Mode	Trigger	When to use
PyTorch fallback	`HAS_NKI = False` (non-Neuron host), or an exception in the NKI path gets caught	Laptops, GPUs, CI's `ubuntu-latest` test matrix — the default for anyone without Neuron installed
NKI hardware	`HAS_NKI = True`, default env. Kernel runs through `torch_xla` → NEFF compile → NeuronCore	Real perf numbers, final validation
NKI simulator	`TRNSOLVER_USE_SIMULATOR=1` + `HAS_NKI = True`. Kernel runs through `nki.simulate(kernel)(numpy_args)` on CPU	Fast correctness iteration during kernel design

All three modes share the same kernel source — the @nki.jit definition inside if HAS_NKI: in trnsolver/nki/dispatch.py. The host driver (_jacobi_eigh_nki in trnsolver/eigen.py) picks the path based on _use_nki() and _use_simulator().

Simulator workflow¶

NKI 0.3.0 Stable (Neuron SDK 2.29, April 2026) ships a CPU simulator that runs kernels without Trainium hardware. It collapses the iteration loop from ~8–12 min per attempt (instance start + SSM + NEFF compile) to seconds per iteration.

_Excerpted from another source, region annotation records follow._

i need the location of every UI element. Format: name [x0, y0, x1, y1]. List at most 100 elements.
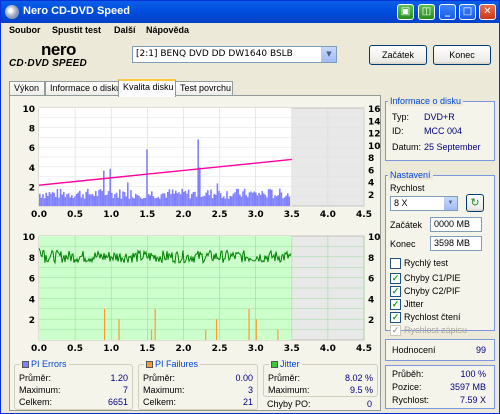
pi-failure-bar [205, 329, 207, 340]
pi-error-bar [56, 189, 59, 206]
start-mb-input[interactable]: 0000 MB [430, 217, 482, 232]
end-mb-input[interactable]: 3598 MB [430, 236, 482, 251]
chevron-down-icon[interactable]: ▼ [321, 47, 336, 62]
x-tick-label: 0.5 [67, 210, 83, 220]
menu-soubor[interactable]: Soubor [9, 25, 41, 35]
pi-error-bar [159, 198, 161, 206]
menu-napoveda[interactable]: Nápověda [146, 25, 189, 35]
disc-date-value: 25 September [424, 142, 481, 152]
y-tick-label-left: 4 [29, 164, 35, 174]
end-button[interactable]: Konec [433, 45, 491, 65]
pi-error-bar [43, 198, 46, 206]
pi-error-bar [242, 191, 244, 206]
y-tick-label-right: 6 [368, 275, 374, 285]
pi-error-bar [111, 192, 113, 206]
check-icon: ✓ [390, 286, 401, 298]
stat-row: Celkem: 6651 [19, 397, 128, 407]
checkbox-chyby-c1-pie[interactable]: ✓ Chyby C1/PIE [390, 273, 461, 285]
speed-select[interactable]: 8 X ▼ [390, 196, 458, 211]
y-tick-label-right: 12 [368, 130, 381, 140]
pi-error-bar [119, 189, 121, 206]
drive-select[interactable]: [2:1] BENQ DVD DD DW1640 BSLB ▼ [132, 46, 337, 63]
pi-error-bar [135, 193, 137, 206]
stat-row: Maximum: 3 [143, 385, 253, 395]
pi-error-bar [253, 191, 255, 206]
pi-error-bar [138, 195, 140, 206]
y-tick-label-left: 2 [29, 316, 35, 326]
pi-error-bar [179, 194, 182, 206]
chevron-down-icon[interactable]: ▼ [444, 197, 457, 210]
y-tick-label-right: 2 [368, 316, 374, 326]
menu-dalsi[interactable]: Další [114, 25, 136, 35]
stat-row: Maximum: 7 [19, 385, 128, 395]
tab-vykon[interactable]: Výkon [9, 81, 45, 96]
pi-error-bar [50, 193, 52, 206]
checkbox-rychlost-zapisu: ✓ Rychlost zápisu [390, 325, 468, 337]
x-tick-label: 1.0 [103, 210, 119, 220]
logo-cdspeed-text: CD·DVD SPEED [9, 58, 87, 69]
pi-error-bar [279, 188, 281, 206]
pi-error-bar [267, 189, 270, 206]
pi-error-bar [125, 196, 127, 206]
pi-error-bar [75, 193, 78, 206]
pi-error-bar [271, 189, 273, 206]
x-tick-label: 1.5 [139, 210, 155, 220]
y-tick-label-right: 4 [368, 179, 374, 189]
pi-error-bar [224, 198, 227, 206]
stat-row: Průměr: 8.02 % [268, 373, 373, 383]
start-button[interactable]: Začátek [369, 45, 427, 65]
checkbox-jitter[interactable]: ✓ Jitter [390, 299, 424, 311]
pi-failure-bar [277, 329, 279, 340]
close-icon[interactable]: ✕ [479, 4, 496, 20]
pi-error-bar [85, 191, 87, 206]
pi-error-bar [235, 188, 238, 206]
pi-error-bar [42, 194, 44, 206]
y-tick-label-left: 6 [29, 144, 35, 154]
pi-error-bar [59, 188, 62, 206]
pi-error-bar [139, 197, 142, 206]
tab-test-povrchu[interactable]: Test povrchu [175, 81, 233, 96]
menu-spustit-test[interactable]: Spustit test [52, 25, 101, 35]
checkbox-rychlost-cteni[interactable]: ✓ Rychlost čtení [390, 312, 461, 324]
x-tick-label: 4.5 [356, 344, 372, 354]
pi-errors-swatch [22, 361, 29, 369]
progress-label: Průběh: [392, 369, 424, 379]
end-mb-label: Konec [390, 239, 416, 249]
pi-error-bar [151, 191, 153, 206]
x-tick-label: 2.5 [212, 210, 228, 220]
pi-error-bar [98, 189, 100, 206]
pi-error-bar [191, 194, 193, 206]
y-tick-label-right: 8 [368, 154, 374, 164]
pi-error-bar [285, 195, 287, 206]
pi-error-bar [160, 194, 163, 206]
pi-error-bar [232, 193, 235, 206]
y-tick-label-left: 10 [22, 233, 35, 243]
pi-error-bar [109, 168, 111, 206]
pi-failure-bar [248, 308, 250, 340]
pi-error-bar [269, 189, 271, 206]
title-bar[interactable]: Nero CD-DVD Speed ▣ ◫ _ □ ✕ [1, 1, 499, 23]
pi-error-bar [123, 191, 126, 206]
tab-informace-o-disku[interactable]: Informace o disku [45, 81, 121, 96]
pi-error-bar [250, 191, 252, 206]
tray-icon[interactable]: ▣ [397, 4, 414, 20]
restore-icon[interactable]: ◫ [418, 4, 435, 20]
pi-error-bar [114, 194, 116, 206]
refresh-icon[interactable]: ↻ [466, 194, 484, 212]
pi-error-bar [167, 191, 169, 206]
disc-id-label: ID: [392, 126, 404, 136]
checkbox-rychly-test[interactable]: Rychlý test [390, 258, 448, 270]
disc-type-value: DVD+R [424, 112, 455, 122]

Three equivalent ways to run:

# (1) GH Actions — automatic on every push, zero AWS cost
#     See .github/workflows/ci.yml::nki-simulator

# (2) Local Linux x86_64 with nki installed
TRNSOLVER_USE_SIMULATOR=1 pytest tests/ -m nki_simulator -v

# (3) SSM against the provisioned trn1 CI instance (uses the bundled Neuron venv)
AWS_PROFILE=aws ./scripts/run_simulator_tests.sh

CI coverage¶

Gate	Runner	Catches	Misses
`test` matrix (py 3.10/3.11/3.12)	`ubuntu-latest`	Pure-Python correctness against `torch.linalg.eigh`. ~1 s.	Anything NKI-kernel-specific.
`nki-simulator`	`ubuntu-latest`	Python trace-level kernel errors: wrong `nc_matmul` kwargs, dropped ops (`nl.divide`), shape mismatches, tile-size violations. Seconds per kernel.	MLIR verifier errors — simulator explicitly skips compile. Perf.
`neuron` (SSM, manual)	`trn1.2xlarge`	Full NEFF compile + on-hardware execution. MLIR verification. Real perf.	Nothing (this is the ground truth).

The nki-simulator gate catches the majority of the iteration pain (Python-trace breakage) without AWS round-trips. Hardware runs are reserved for MLIR verification and perf numbers.

Architecture-first (reminder)¶

Every NKI kernel in trnsolver should pull at least one documented architectural lever from #36 — stationary-operand reuse, FP32-PSUM-free mixed precision, 4-engine concurrency, SBUF residency. Kernel changes that are "port scipy faster" get re-scoped or rejected.

The rotation-kernel post-mortem on #9 is the concrete lesson.